Darlene Hellenberg was on the dance floor when masked gunmen stormed the Contemporary Art Institute of Detroit, ordering her and other patrons to the ground.
“What’s going to happen to me? And where am I going to end up when this is all over?” she said this week, recalling the panicked thoughts that raced through her head back in 2008.
“I don’t even think at that point I knew it was police. I had no idea what was happening.”
Hellenberg was one of 130 people detained, searched and charged with loitering after non-uniformed police officers raided the art space that night. She was one of 44 people who had their cars impounded.
Her alleged crime? The 26-year-old library assistant was at “Funk Night,” a monthly dance party where, unbeknownst to her, organizers were serving alcohol without a liquor license and after 2 a.m.
“It didn’t even occur to me that I was in a place where I was doing anything wrong, other than hanging out and dancing,” said Hellenberg, who was there to see her DJ friend spin records.
The loitering charge was later dismissed, but it took Hellenberg 10 months to win back her car.
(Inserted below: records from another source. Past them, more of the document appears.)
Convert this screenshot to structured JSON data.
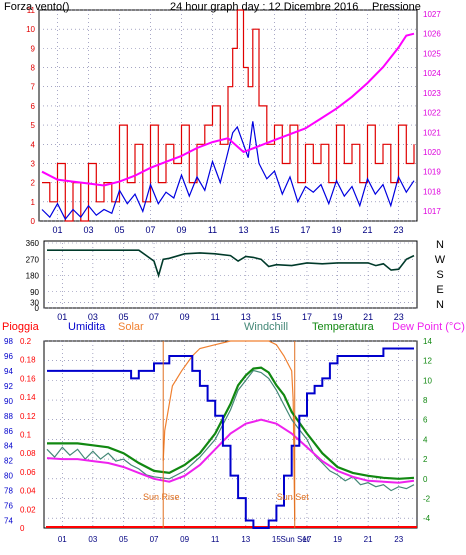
{
  "colors": {
    "wind_gust": "#e00000",
    "wind_speed": "#0000e0",
    "pressure": "#ff00ff",
    "direction": "#003a2a",
    "rain": "#ff0000",
    "humidity": "#0000cc",
    "solar": "#f08030",
    "windchill": "#448877",
    "temperature": "#118811",
    "dewpoint": "#ee22ee",
    "grid": "#7070a0",
    "sun_marker": "#e07020"
  },
  "chart_data": [
    {
      "id": "wind_pressure",
      "type": "line",
      "labels": {
        "left": "Forza vento()",
        "title": "24 hour graph day : 12 Dicembre 2016",
        "right": "Pressione"
      },
      "x_ticks": [
        "01",
        "03",
        "05",
        "07",
        "09",
        "11",
        "13",
        "15",
        "17",
        "19",
        "21",
        "23"
      ],
      "y_left": {
        "min": 0,
        "max": 11,
        "ticks": [
          "0",
          "1",
          "2",
          "3",
          "4",
          "5",
          "6",
          "7",
          "8",
          "9",
          "10",
          "11"
        ]
      },
      "y_right": {
        "min": 1016.5,
        "max": 1027.2,
        "ticks": [
          "1017",
          "1018",
          "1019",
          "1020",
          "1021",
          "1022",
          "1023",
          "1024",
          "1025",
          "1026",
          "1027"
        ]
      },
      "series": [
        {
          "key": "gust",
          "axis": "left",
          "step": true,
          "x": [
            0,
            0.5,
            1,
            1.5,
            2,
            2.5,
            3,
            3.5,
            4,
            4.5,
            5,
            5.5,
            6,
            6.5,
            7,
            7.5,
            8,
            8.5,
            9,
            9.5,
            10,
            10.5,
            11,
            11.5,
            12,
            12.3,
            12.6,
            13,
            13.3,
            13.6,
            14,
            14.5,
            15,
            15.5,
            16,
            16.5,
            17,
            17.5,
            18,
            18.5,
            19,
            19.5,
            20,
            20.5,
            21,
            21.5,
            22,
            22.5,
            23,
            23.5,
            24
          ],
          "y": [
            2,
            1,
            3,
            0,
            2,
            0,
            3,
            1,
            2,
            1,
            5,
            2,
            4,
            1,
            5,
            2,
            4,
            3,
            5,
            2,
            4,
            5,
            6,
            4,
            7,
            9,
            11,
            8,
            7,
            10,
            6,
            4,
            5,
            3,
            5,
            2,
            4,
            3,
            4,
            2,
            5,
            3,
            4,
            2,
            5,
            3,
            4,
            2,
            5,
            3,
            4
          ]
        },
        {
          "key": "speed",
          "axis": "left",
          "x": [
            0,
            0.5,
            1,
            1.5,
            2,
            2.5,
            3,
            3.5,
            4,
            4.5,
            5,
            5.5,
            6,
            6.5,
            7,
            7.5,
            8,
            8.5,
            9,
            9.5,
            10,
            10.5,
            11,
            11.5,
            12,
            12.3,
            12.6,
            13,
            13.3,
            13.6,
            14,
            14.5,
            15,
            15.5,
            16,
            16.5,
            17,
            17.5,
            18,
            18.5,
            19,
            19.5,
            20,
            20.5,
            21,
            21.5,
            22,
            22.5,
            23,
            23.5,
            24
          ],
          "y": [
            0.6,
            0.2,
            0.9,
            0.1,
            0.6,
            0.2,
            0.8,
            0.3,
            0.6,
            0.4,
            1.6,
            0.9,
            1.4,
            0.5,
            1.9,
            0.9,
            1.5,
            1.2,
            2.4,
            1.3,
            2.3,
            1.6,
            3.1,
            2.0,
            3.6,
            4.6,
            4.9,
            4.0,
            3.3,
            5.2,
            3.0,
            2.2,
            2.6,
            1.4,
            2.3,
            1.0,
            1.8,
            1.5,
            1.9,
            0.9,
            2.1,
            1.3,
            1.8,
            0.8,
            2.2,
            1.4,
            1.9,
            0.8,
            2.3,
            1.5,
            2.1
          ]
        },
        {
          "key": "pressure",
          "axis": "right",
          "x": [
            0,
            1,
            2,
            3,
            4,
            5,
            6,
            7,
            8,
            9,
            10,
            11,
            12,
            13,
            14,
            15,
            16,
            17,
            18,
            19,
            20,
            21,
            22,
            23,
            23.5,
            24
          ],
          "y": [
            1019.0,
            1018.6,
            1018.5,
            1018.4,
            1018.3,
            1018.5,
            1018.8,
            1019.2,
            1019.5,
            1019.8,
            1020.2,
            1020.5,
            1020.7,
            1020.0,
            1020.3,
            1020.6,
            1020.9,
            1021.2,
            1021.7,
            1022.2,
            1022.8,
            1023.5,
            1024.3,
            1025.3,
            1025.9,
            1026.0
          ]
        }
      ]
    },
    {
      "id": "direction",
      "type": "line",
      "x_ticks": [
        "01",
        "03",
        "05",
        "07",
        "09",
        "11",
        "13",
        "15",
        "17",
        "19",
        "21",
        "23"
      ],
      "y": {
        "min": 0,
        "max": 360,
        "ticks": [
          "0",
          "30",
          "90",
          "180",
          "270",
          "360"
        ]
      },
      "compass": [
        "N",
        "W",
        "S",
        "E",
        "N"
      ],
      "series": [
        {
          "key": "dir",
          "x": [
            0,
            1,
            2,
            3,
            4,
            5,
            6,
            6.5,
            7,
            7.3,
            7.6,
            8,
            9,
            10,
            11,
            12,
            12.5,
            13,
            13.5,
            14,
            14.5,
            15,
            16,
            17,
            18,
            19,
            20,
            21,
            21.5,
            22,
            22.5,
            23,
            23.5,
            24
          ],
          "y": [
            320,
            320,
            320,
            320,
            320,
            320,
            320,
            290,
            260,
            180,
            270,
            275,
            300,
            305,
            300,
            290,
            260,
            285,
            280,
            270,
            230,
            240,
            235,
            250,
            245,
            250,
            250,
            250,
            235,
            245,
            210,
            215,
            270,
            290
          ]
        }
      ]
    },
    {
      "id": "rain_humidity_temp",
      "type": "line",
      "legend": [
        "Pioggia",
        "Umidita",
        "Solar",
        "Windchill",
        "Temperatura",
        "Dew Point (°C)"
      ],
      "x_ticks": [
        "01",
        "03",
        "05",
        "07",
        "09",
        "11",
        "13",
        "15",
        "Sun Set",
        "17",
        "19",
        "21",
        "23"
      ],
      "y_humidity": {
        "min": 73,
        "max": 98,
        "ticks": [
          "74",
          "76",
          "78",
          "80",
          "82",
          "84",
          "86",
          "88",
          "90",
          "92",
          "94",
          "96",
          "98"
        ]
      },
      "y_rain": {
        "min": 0,
        "max": 0.2,
        "ticks": [
          "0",
          "0.02",
          "0.04",
          "0.06",
          "0.08",
          "0.1",
          "0.12",
          "0.14",
          "0.16",
          "0.18",
          "0.2"
        ]
      },
      "y_temp": {
        "min": -5,
        "max": 14,
        "ticks": [
          "-4",
          "-2",
          "0",
          "2",
          "4",
          "6",
          "8",
          "10",
          "12",
          "14"
        ]
      },
      "annotations": {
        "sun_rise": "Sun Rise",
        "sun_set": "Sun Set",
        "sun_rise_hour": 7.6,
        "sun_set_hour": 16.2
      },
      "series": [
        {
          "key": "humidity",
          "axis": "humidity",
          "step": true,
          "x": [
            0,
            2,
            4,
            5.5,
            6,
            7,
            8,
            9,
            9.5,
            10,
            10.5,
            11,
            11.5,
            12,
            12.5,
            13,
            13.5,
            14,
            14.5,
            15,
            15.5,
            16,
            16.5,
            17,
            17.5,
            18,
            18.5,
            19,
            20,
            21,
            22,
            22.5,
            23,
            24
          ],
          "y": [
            94,
            94,
            94,
            93,
            94,
            95,
            96,
            96,
            94,
            92,
            90,
            88,
            84,
            80,
            77,
            74,
            73,
            73,
            74,
            76,
            80,
            84,
            88,
            91,
            92,
            93,
            95,
            96,
            96,
            96,
            97,
            97,
            97,
            97
          ]
        },
        {
          "key": "solar",
          "axis": "humidity",
          "x": [
            7.6,
            7.7,
            8.2,
            8.8,
            9.5,
            10,
            11,
            12,
            13,
            14,
            14.5,
            15,
            15.5,
            16,
            16.1,
            16.2
          ],
          "y": [
            82,
            86,
            92,
            94,
            96,
            97,
            97.5,
            98,
            98,
            98,
            98,
            97.5,
            96,
            94,
            90,
            74
          ]
        },
        {
          "key": "temperature",
          "axis": "temp",
          "x": [
            0,
            1,
            2,
            3,
            4,
            5,
            6,
            7,
            8,
            9,
            10,
            11,
            12,
            12.5,
            13,
            13.5,
            14,
            14.5,
            15,
            15.5,
            16,
            17,
            18,
            19,
            20,
            21,
            22,
            23,
            24
          ],
          "y": [
            3.6,
            3.6,
            3.6,
            3.4,
            3.2,
            2.6,
            1.6,
            0.8,
            0.6,
            1.4,
            2.6,
            4.6,
            7.6,
            9.5,
            10.5,
            11.2,
            11.3,
            10.8,
            9.5,
            8.5,
            6.8,
            4.6,
            2.6,
            1.2,
            0.6,
            0.3,
            0.1,
            0.0,
            0.1
          ]
        },
        {
          "key": "windchill",
          "axis": "temp",
          "x": [
            0,
            0.5,
            1,
            1.5,
            2,
            2.5,
            3,
            3.5,
            4,
            4.5,
            5,
            5.5,
            6,
            6.5,
            7,
            8,
            9,
            10,
            11,
            12,
            12.5,
            13,
            13.5,
            14,
            14.5,
            15,
            15.5,
            16,
            16.5,
            17,
            17.5,
            18,
            18.5,
            19,
            19.5,
            20,
            20.5,
            21,
            21.5,
            22,
            22.5,
            23,
            23.5,
            24
          ],
          "y": [
            3.0,
            2.2,
            3.2,
            2.4,
            3.0,
            2.0,
            2.8,
            2.0,
            2.6,
            1.8,
            2.0,
            1.4,
            1.0,
            0.4,
            0.2,
            0.0,
            0.8,
            2.2,
            4.0,
            7.0,
            9.0,
            10.0,
            11.0,
            10.8,
            10.2,
            9.0,
            7.5,
            6.0,
            5.0,
            4.0,
            2.4,
            1.6,
            0.8,
            0.4,
            -0.2,
            0.2,
            -0.6,
            -0.4,
            -0.8,
            -0.6,
            -1.2,
            -0.8,
            -1.0,
            -0.6
          ]
        },
        {
          "key": "dewpoint",
          "axis": "temp",
          "x": [
            0,
            1,
            2,
            3,
            4,
            5,
            6,
            7,
            8,
            9,
            10,
            11,
            12,
            13,
            14,
            15,
            16,
            17,
            18,
            19,
            20,
            21,
            22,
            23,
            24
          ],
          "y": [
            2.1,
            2.0,
            2.0,
            1.8,
            1.6,
            1.2,
            0.6,
            0.0,
            -0.3,
            0.3,
            1.4,
            3.0,
            4.6,
            5.6,
            6.0,
            5.6,
            4.6,
            3.2,
            1.8,
            0.8,
            0.2,
            -0.2,
            -0.3,
            -0.4,
            -0.2
          ]
        }
      ]
    }
  ]
}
Police originally said she could pay $900, plus towing and storage fees, to get it out of lockup. She eventually paid $400 and agreed to do some community service.
Seven years later, the now-infamous “CAID raid” remains a startling example of abuse under Michigan’s civil asset forfeiture laws, which allow police to seize property linked to an alleged crime even if the owner is never charged or convicted.
The raid, and other stories like it, have inspired a growing movement to reform those laws, an effort that is about to ramp up in Michigan over the next several months as the state Senate considers a package already approved by the House.